# is this book still relevant?



## tenchu (May 8, 2019)

Hi all,
I have came across a book today on amazon and after seeing the contents thought I might give some of the activities in it a go. However judging by the date of publication I suspect some of the material in it is dated. Has anyone here read or heard of it? and if so would it still be safe for me to use i.e. is the material in it still relevant and (relatively) up to date?
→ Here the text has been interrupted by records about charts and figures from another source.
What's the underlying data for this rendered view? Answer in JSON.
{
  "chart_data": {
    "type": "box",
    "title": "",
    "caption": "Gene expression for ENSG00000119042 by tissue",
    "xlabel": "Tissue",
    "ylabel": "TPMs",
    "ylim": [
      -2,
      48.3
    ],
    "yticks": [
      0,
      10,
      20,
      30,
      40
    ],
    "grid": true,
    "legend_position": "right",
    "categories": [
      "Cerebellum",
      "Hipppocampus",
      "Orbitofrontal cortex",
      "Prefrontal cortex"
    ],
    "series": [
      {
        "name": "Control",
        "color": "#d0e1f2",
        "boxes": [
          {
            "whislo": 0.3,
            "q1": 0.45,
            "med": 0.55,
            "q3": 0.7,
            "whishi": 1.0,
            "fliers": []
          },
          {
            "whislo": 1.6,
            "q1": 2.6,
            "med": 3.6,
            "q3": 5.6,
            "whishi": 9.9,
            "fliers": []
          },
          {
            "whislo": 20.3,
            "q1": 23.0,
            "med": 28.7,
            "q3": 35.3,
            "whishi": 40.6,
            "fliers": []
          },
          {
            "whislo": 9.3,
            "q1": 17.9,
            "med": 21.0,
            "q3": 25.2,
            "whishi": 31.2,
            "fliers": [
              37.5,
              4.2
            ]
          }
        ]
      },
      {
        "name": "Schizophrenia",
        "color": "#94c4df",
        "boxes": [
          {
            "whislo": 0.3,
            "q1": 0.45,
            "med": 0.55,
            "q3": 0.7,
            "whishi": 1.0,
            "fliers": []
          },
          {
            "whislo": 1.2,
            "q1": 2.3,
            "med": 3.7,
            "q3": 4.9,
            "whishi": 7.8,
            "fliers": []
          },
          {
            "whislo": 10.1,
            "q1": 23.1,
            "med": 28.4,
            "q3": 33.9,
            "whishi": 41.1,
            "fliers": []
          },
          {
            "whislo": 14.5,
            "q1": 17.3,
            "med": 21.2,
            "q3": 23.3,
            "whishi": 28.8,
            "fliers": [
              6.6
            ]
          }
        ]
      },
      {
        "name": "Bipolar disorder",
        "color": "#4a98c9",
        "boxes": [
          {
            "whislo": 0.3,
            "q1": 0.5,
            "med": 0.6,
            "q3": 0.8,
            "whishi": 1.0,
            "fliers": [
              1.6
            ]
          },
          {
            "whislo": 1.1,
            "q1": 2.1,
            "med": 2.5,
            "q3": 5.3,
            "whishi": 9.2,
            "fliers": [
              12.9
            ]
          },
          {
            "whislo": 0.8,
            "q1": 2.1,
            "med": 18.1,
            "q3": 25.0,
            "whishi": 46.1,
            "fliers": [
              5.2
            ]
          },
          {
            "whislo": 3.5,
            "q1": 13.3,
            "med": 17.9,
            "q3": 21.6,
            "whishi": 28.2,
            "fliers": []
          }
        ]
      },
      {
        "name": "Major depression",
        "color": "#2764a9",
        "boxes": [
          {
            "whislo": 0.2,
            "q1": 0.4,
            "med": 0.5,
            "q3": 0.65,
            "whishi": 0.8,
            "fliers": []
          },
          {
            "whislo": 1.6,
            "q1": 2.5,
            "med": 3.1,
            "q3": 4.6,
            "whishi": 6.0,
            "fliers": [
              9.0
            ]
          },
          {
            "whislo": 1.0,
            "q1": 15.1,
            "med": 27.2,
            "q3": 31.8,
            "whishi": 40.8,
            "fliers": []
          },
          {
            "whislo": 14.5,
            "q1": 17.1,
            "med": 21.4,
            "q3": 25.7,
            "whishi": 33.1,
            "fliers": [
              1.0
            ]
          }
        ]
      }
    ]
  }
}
Building a server with FreeBSD7: a modular approach. by Bryan Hong

Regards,
Nick


----------



## drhowarddrfine (May 8, 2019)

Since FreeBSD 7.0 was released 11 years ago, I would suspect some would be dated, too.


----------



## vermaden (May 8, 2019)

Just use *Absolute FreeBSD - 3rd Edition* - its up-to-date and its better book overall.


----------



## hukadan (May 8, 2019)

See here for a list of IT books related to BSD (and most of them FreeBSD) by the author of *Absolute FreeBSD*.


----------



## SirDice (May 8, 2019)

It's probably still quite useful, albeit a bit dated. If you can get a cheap copy. Reading the introduction most still seems to be usable. Basic admin tasks are still largely the same. The same is true for ports management, although internal details have changed significantly the way you actually use the ports system is also largely the same. All the applications that are mentioned are still available, but they're going to be a couple of versions ahead, so some details may not apply here. The overall picture, how to set up Apache, PHP, MySQL hasn't changed much, just the specifics of the configuration files.


----------